His single-game rebounding record on November 24 isn't even his most amazing. In a game against the New York Knicks in March 1962, he scored 100 of his team's 169 points, more than any NBA player had (or has) ever scored in a single game. Chamberlain also came in second place in a...
On March 2, 1962, he set the record for most points in a game, scoring 100 in a 169-147 victory over the New York Knicks. Chamberlain will be permanently connected with this remarkable effort, which is regarded as one of the greatest achievements in basketball history. The previous record was 95, scored by Bob Pettit in 1957.
Chamberlain's amazing performance took place only three years after the founding of the National Basketball Association (NBA). He was a dominant force on the court, averaging nearly 50 minutes per game and nearly 20 points per outing. The Philadelphia 76ers player had already become the league's top scorer when he reached 100, and he is still the all-time leader in that category.
Walt "Clyde" Frazier was an American professional basketball player who played in the NBA for the Philadelphia Warriors and Chicago Zephyrs/Zags. At 7' 1", he was at the time of his death the largest player ever to compete in the NBA. Clyde managed to score 100 points during a March 2, 1962, game against the New York Knicks. He accomplished this feat in just under 50 minutes on the court. Clyde was also the first player to score 100 points in a single game since Bill Sharman did so in 1955. It should be noted that back then, there were no three-point shots in basketball; thus, every shot attempted by Clyde was either free throws or two-pointers.

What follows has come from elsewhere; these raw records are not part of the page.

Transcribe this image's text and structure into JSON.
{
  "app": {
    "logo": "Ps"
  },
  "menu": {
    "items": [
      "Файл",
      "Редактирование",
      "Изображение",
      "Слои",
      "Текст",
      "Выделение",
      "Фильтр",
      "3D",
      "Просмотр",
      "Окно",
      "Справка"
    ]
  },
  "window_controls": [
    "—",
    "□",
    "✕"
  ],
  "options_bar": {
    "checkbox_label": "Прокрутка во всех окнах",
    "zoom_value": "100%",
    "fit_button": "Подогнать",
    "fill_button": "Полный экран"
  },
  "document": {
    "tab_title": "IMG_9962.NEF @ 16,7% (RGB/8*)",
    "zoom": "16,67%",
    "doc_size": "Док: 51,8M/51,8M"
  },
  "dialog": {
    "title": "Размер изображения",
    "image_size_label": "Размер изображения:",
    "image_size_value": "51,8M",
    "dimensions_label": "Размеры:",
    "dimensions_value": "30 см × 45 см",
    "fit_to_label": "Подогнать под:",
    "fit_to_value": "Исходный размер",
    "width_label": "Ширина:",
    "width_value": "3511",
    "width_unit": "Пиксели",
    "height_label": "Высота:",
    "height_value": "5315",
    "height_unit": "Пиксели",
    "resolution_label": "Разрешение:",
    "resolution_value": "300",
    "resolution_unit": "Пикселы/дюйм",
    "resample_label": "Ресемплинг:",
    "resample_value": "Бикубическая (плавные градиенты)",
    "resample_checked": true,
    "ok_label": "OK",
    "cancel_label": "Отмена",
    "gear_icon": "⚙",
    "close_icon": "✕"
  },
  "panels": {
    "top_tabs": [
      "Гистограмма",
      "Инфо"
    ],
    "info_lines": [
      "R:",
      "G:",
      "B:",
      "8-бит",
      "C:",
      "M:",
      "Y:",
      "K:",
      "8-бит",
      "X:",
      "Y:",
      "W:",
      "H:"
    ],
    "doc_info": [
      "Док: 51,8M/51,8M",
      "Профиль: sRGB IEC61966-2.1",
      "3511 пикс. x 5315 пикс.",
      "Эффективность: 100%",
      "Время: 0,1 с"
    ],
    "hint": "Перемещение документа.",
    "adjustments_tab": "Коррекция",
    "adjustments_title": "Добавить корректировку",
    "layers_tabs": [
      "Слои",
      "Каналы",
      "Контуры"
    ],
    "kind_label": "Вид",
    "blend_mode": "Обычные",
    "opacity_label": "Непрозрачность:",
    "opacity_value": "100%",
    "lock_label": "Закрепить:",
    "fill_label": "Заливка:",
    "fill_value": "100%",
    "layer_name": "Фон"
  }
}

Chamberlain was a member of the NBA All-Star team 13 times throughout his 14-year career (he missed one year due to injury). In his career, he averaged 30 points and 22 rebounds a game and won the scoring title seven times. During that time, he suffered from numerous injuries that prevented him from playing ball. He had two surgeries on his right knee, three on his left knee, and had eight teeth removed due to trauma caused by falling into basketball goals.
Wilt Chamberlain played in only 62% of the games over his first five seasons in the NBA. The remaining 38% of the games he played were due to injury. He broke his right hand in four places during a game against the Portland Trail Blazers in October 1960 and missed six weeks of play. A month later, he injured his left shoulder while attempting a dunk and was sidelined for three months.
During his final season in 1975-76, Chamberlain scored 100 points or more in nine games, including seven games with at least 10 points per game. However, he also had 16 games where he failed to score any points due to injury. Overall, he appeared in just 54% of the regular season games he started during his final season. His average minutes per game increased from 50 to 58 as a result of all these injuries.